The settlement comes shortly after British-based BP agreed to set aside nearly $8bn to pay for losses and clean-up costs related to its role in the fatal Deepwater Horizon explosion and oil spill that led to the biggest environmental disaster in US history. The ultimate cost for BP - aside from the nine employees it lost as a result of the blast - may be more than $60bn.

Meanwhile, the world has watched with equal amounts of fasciation and horror as Lord Justice Levenson's inquiry into media ethics has laid bare the unsavoury tactics of not only one of the world's biggest media empires - Rupert Murdoch's News Corp. - but the broader British press in general.

The events, which included the lurid admission of hacking into the phone messages of murdered schoolgirl Milly Dowler, led to the closing of Britain's biggest Sunday newspaper, the News of the World, and the launch of criminal proceedings against the CEO of Murdoch's UK -based News International, Rebecca Brooks.

The litany of charges and allegations brought against BAE System, Europe's biggest defence company, is too long to recite, but the group was forced to pay nearly £290m to the US and UK authorities after a six-year investigation into bribery allegations relating to winning contracts in six different countries, including Tanzania and the Czech Republic.
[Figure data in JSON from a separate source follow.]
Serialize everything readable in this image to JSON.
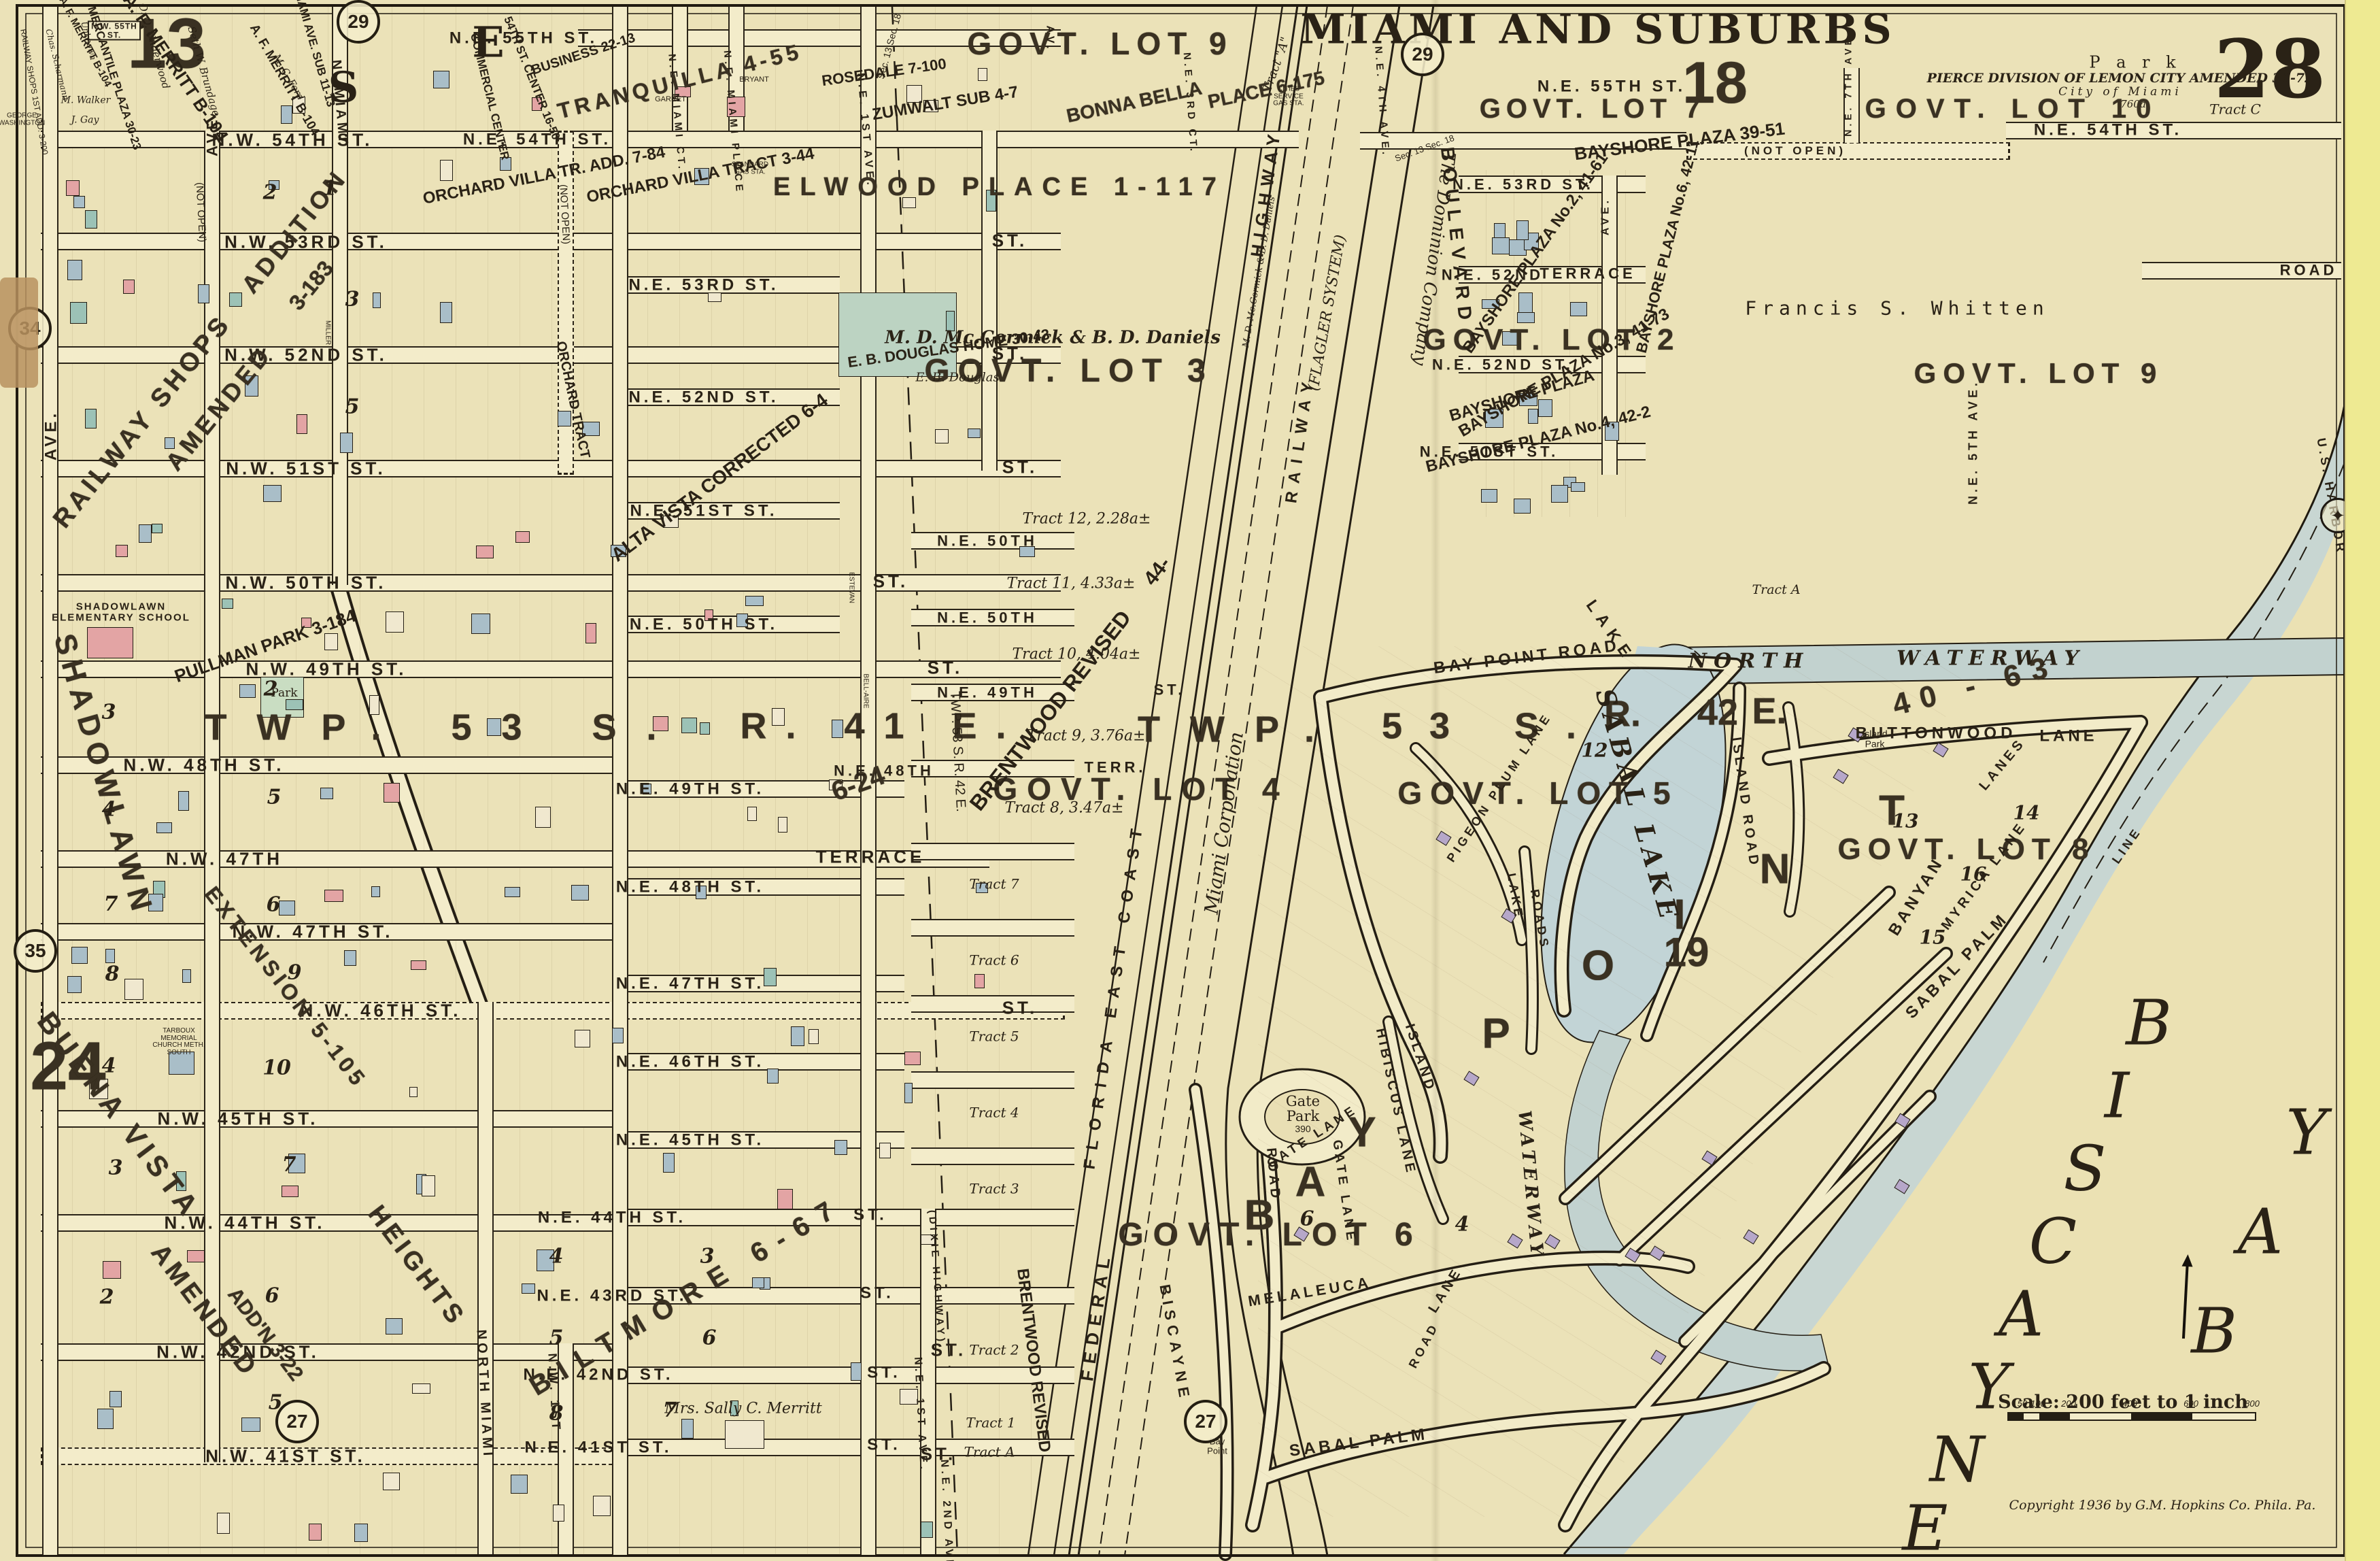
{
  "sheet": {
    "plate": "28",
    "plate_left": "13",
    "plate_bottom_left": "24",
    "plate_top": "18",
    "plate_bay": "19",
    "title": "MIAMI AND SUBURBS",
    "park": "P a r k",
    "pierce": "PIERCE DIVISION OF LEMON CITY AMENDED 31-72",
    "city": "City of Miami",
    "acreage": "760a",
    "tract_c": "Tract C",
    "scale": "Scale: 200 feet to 1 inch",
    "ticks": [
      "50",
      "100",
      "200",
      "400",
      "600",
      "800"
    ],
    "copyright": "Copyright 1936 by G.M. Hopkins Co. Phila. Pa.",
    "badges": [
      "29",
      "29",
      "34",
      "35",
      "27",
      "27"
    ]
  },
  "gl": [
    "GOVT. LOT 9",
    "GOVT. LOT 7",
    "GOVT. LOT 10",
    "GOVT. LOT 3",
    "GOVT. LOT 2",
    "GOVT. LOT 9",
    "GOVT. LOT 4",
    "GOVT. LOT 5",
    "GOVT. LOT 8",
    "GOVT. LOT 6"
  ],
  "tw": {
    "west": "TWP. 53 S.",
    "west_r": "R. 41 E.",
    "e_twp": "TWP.",
    "e_53": "53 S.",
    "e_r": "R.",
    "e_42": "42",
    "e_e": "E.",
    "plat": "40 - 63",
    "range_line": "TWP. 53 S.   R. 42 E.",
    "shadowlawn_plat": "6-24"
  },
  "stn": [
    "N.W. 55TH ST.",
    "N.W. 54TH ST.",
    "N.W. 53RD ST.",
    "N.W. 52ND ST.",
    "N.W. 51ST ST.",
    "N.W. 50TH ST.",
    "N.W. 49TH ST.",
    "N.W. 48TH ST.",
    "N.W. 47TH",
    "N.W. 47TH ST.",
    "N.W. 46TH ST.",
    "N.W. 45TH ST.",
    "N.W. 44TH ST.",
    "N.W. 42ND ST.",
    "N.W. 41ST ST."
  ],
  "ste": [
    "N.E. 55TH ST.",
    "N.E. 54TH ST.",
    "N.E. 53RD ST.",
    "N.E. 52ND ST.",
    "N.E. 51ST ST.",
    "N.E. 50TH ST.",
    "N.E. 49TH ST.",
    "N.E. 48TH ST.",
    "N.E. 47TH ST.",
    "N.E. 46TH ST.",
    "N.E. 45TH ST.",
    "N.E. 44TH ST.",
    "N.E. 43RD ST.",
    "N.E. 42ND ST.",
    "N.E. 41ST ST.",
    "N.E. 50TH",
    "N.E. 49TH",
    "N.E. 48TH"
  ],
  "str": [
    "N.E. 55TH ST.",
    "N.E. 54TH ST.",
    "N.E. 53RD ST.",
    "N.E. 52ND",
    "N.E. 52ND ST.",
    "N.E. 51ST ST.",
    "ROAD"
  ],
  "av": {
    "ave": "AVE.",
    "nmiami": "N. MIAMI",
    "north_miami": "NORTH MIAMI",
    "nw1": "N.W. 1ST",
    "ne_miami_ct": "N.E. MIAMI CT.",
    "ne_miami_pl": "N.E. MIAMI PLACE",
    "ne1": "N.E. 1ST AVE.",
    "av": "AV.",
    "ne2": "N.E. 2ND AVE.",
    "dixie": "(DIXIE HIGHWAY)",
    "ne3ct": "N.E. 3RD CT.",
    "ne4": "N.E. 4TH AVE.",
    "ne5": "N.E. 5TH AVE.",
    "ne7": "N.E. 7TH AVE.",
    "blvd": "BOULEVARD",
    "biscayne": "BISCAYNE"
  },
  "co": {
    "federal": "FEDERAL",
    "highway": "HIGHWAY",
    "fec": "FLORIDA EAST COAST",
    "railway": "RAILWAY",
    "flagler": "(FLAGLER SYSTEM)",
    "dominion": "The Dominion Company",
    "miami_corp": "Miami Corporation",
    "tract_a": "Tract \"A\""
  },
  "sb": {
    "railway_shops": "RAILWAY SHOPS",
    "amended": "AMENDED",
    "addition": "ADDITION",
    "plat3183": "3-183",
    "shops_add": "RAILWAY SHOPS 1ST ADD. 3-200",
    "shadowlawn": "SHADOWLAWN",
    "extension": "EXTENSION 5-105",
    "pullman": "PULLMAN PARK 3-184",
    "park_sm": "Park",
    "buena": "BUENA VISTA",
    "heights": "HEIGHTS",
    "addn": "ADD'N 3-22",
    "alta": "ALTA VISTA CORRECTED 6-4",
    "orchard_tract": "ORCHARD TRACT",
    "ova": "ORCHARD VILLA TR. ADD. 7-84",
    "ovt": "ORCHARD VILLA TRACT 3-44",
    "douglas": "E. B. DOUGLAS HOME 30-43",
    "douglas_sig": "E. B. Douglas",
    "elwood": "ELWOOD PLACE 1-117",
    "tranquilla": "TRANQUILLA 4-55",
    "bonna": "BONNA BELLA",
    "bonna2": "PLACE 6-175",
    "zumwalt": "ZUMWALT SUB 4-7",
    "rosedale": "ROSEDALE 7-100",
    "commercial": "COMMERCIAL CENTER",
    "center54": "54TH ST. CENTER 16-50",
    "business": "BUSINESS 22-13",
    "miami_ave_sub": "MIAMI AVE. SUB 11-13",
    "mercantile": "MERCANTILE PLAZA 30-23",
    "biltmore": "BILTMORE 6-67",
    "brentwood": "BRENTWOOD REVISED",
    "b44": "44-",
    "bayshore1": "BAYSHORE PLAZA 39-51",
    "bayshore2": "BAYSHORE PLAZA No.2, 41-61",
    "bayshore3": "BAYSHORE PLAZA No.3, 41-73",
    "bayshore4": "BAYSHORE PLAZA No.4, 42-2",
    "bayshore5": "BAYSHORE PLAZA",
    "bayshore6": "BAYSHORE PLAZA No.6, 42-11"
  },
  "ow": {
    "mccormick": "M. D. Mc.Cormick & B. D. Daniels",
    "whitten": "Francis  S.  Whitten",
    "merritt": "Mrs. Sally C. Merritt",
    "merritt_b104": "A. F. MERRITT B-104",
    "underwood": "O. O. Underwood",
    "brundage": "Seth W. Brundage",
    "ford": "M. C. Ford",
    "walker": "M. Walker",
    "gay": "J. Gay",
    "scharmann": "Chas. Scharmann",
    "unknown": "Unknown",
    "washington": "GEORGE WASHINGTON"
  },
  "lm": {
    "school": "SHADOWLAWN ELEMENTARY SCHOOL",
    "church": "TARBOUX MEMORIAL CHURCH METH. SOUTH",
    "cities": "CITIES SERVICE GAS STA.",
    "standard": "STANDARD GAS STA.",
    "bryant": "BRYANT",
    "garret": "GARRET",
    "miller": "MILLER",
    "bellaire": "BELL-AIRE",
    "estevan": "ESTEVAN",
    "gate_park": "Gate Park",
    "g390": "390",
    "island_park": "Island Park",
    "bay_point_sm": "Bay Point"
  },
  "tr": [
    "Tract 12, 2.28a±",
    "Tract 11, 4.33a±",
    "Tract 10, 4.04a±",
    "Tract 9, 3.76a±",
    "Tract 8, 3.47a±",
    "Tract 7",
    "Tract 6",
    "Tract 5",
    "Tract 4",
    "Tract 3",
    "Tract 2",
    "Tract 1",
    "Tract A"
  ],
  "bn": [
    "2",
    "1",
    "3",
    "5",
    "3",
    "4",
    "2",
    "5",
    "7",
    "6",
    "8",
    "9",
    "4",
    "10",
    "3",
    "7",
    "2",
    "6",
    "5",
    "4",
    "3",
    "5",
    "6",
    "8",
    "7",
    "6",
    "4",
    "12",
    "16",
    "15",
    "13",
    "14"
  ],
  "bp": {
    "letters": [
      "B",
      "A",
      "Y",
      "P",
      "O",
      "I",
      "N",
      "T"
    ],
    "road": "BAY POINT ROAD",
    "lake_rd": "LAKE",
    "gate_ln": "GATE LANE",
    "melaleuca": "MELALEUCA",
    "lane": "LANE",
    "sabal_palm": "SABAL PALM",
    "lanes": "LANES",
    "banyan": "BANYAN",
    "myrica": "MYRICA LANE",
    "buttonwood": "BUTTONWOOD",
    "island_rd": "ISLAND ROAD",
    "island": "ISLAND",
    "pigeon": "PIGEON PLUM LANE",
    "hibiscus": "HIBISCUS LANE",
    "lake_v": "LAKE",
    "roads_v": "ROADS",
    "broad": "ROAD",
    "road2": "ROAD",
    "tract_a": "Tract A"
  },
  "wa": {
    "biscayne": [
      "B",
      "I",
      "S",
      "C",
      "A",
      "Y",
      "N",
      "E"
    ],
    "bay": [
      "B",
      "A",
      "Y"
    ],
    "lake": "SABAL LAKE",
    "north": "NORTH",
    "waterway": "WATERWAY",
    "waterway2": "WATERWAY",
    "harbor": "U.S. HARBOR",
    "line": "LINE"
  },
  "mi": {
    "st": "ST.",
    "not_open": "(NOT OPEN)",
    "sec": "Sec. 13   Sec. 18",
    "s": "S",
    "e": "E",
    "terr": "TERR.",
    "terrace": "TERRACE"
  }
}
The US portion of the fine was related to breaking military export rules and making false statements regarding the sale of fighter jets to the Middle East and Eastern Europe.

British firms both big and small, it seems, are finding their activities under increasing scrutiny as a result.

US-based law firm Fullbright & Jaworski LLP says more than third of UK businesses faced regulatory investigations last year - up from only 9 percent in in 2009 - while nearly half of those surveyed had embarked on an internal investigation with the assistance of outside legal counsel.

"Businesses are operating in a global climate of enhanced supervision, intense scrutiny, and significant enforcement including increasing penalties," said Fullbright partner and co-chair of the firm's International Investigations group, Lisa Cannon. "As a result, companies and their advisers in the U.S., U.K. and internationally are handling increasing numbers of internal investigations and regulatory proceedings often as a result of whistleblowing allegations, at substantial cost to the business.

Not to mention the broader economy.

Chancellor Osborne's £1tn plan to pull the Britain out of its first double-dip recession since the 1970s - by doubling exports by the end of the decade - will be harder to achieve if UK firms find they're missing out on orders as a result of the reputational risk foreign buyers assign them.

"(Britain) must turn net trade into a growth asset," the CBI wrote in a January report entitled Rebalancing the Economy. "The UK has missed past opportunities to target export markets in high growth economies such as the BRICS. Reaching these markets now is a prerequisite for net trade to deliver substantial economic growth."

That task may have just become a lot more challenging.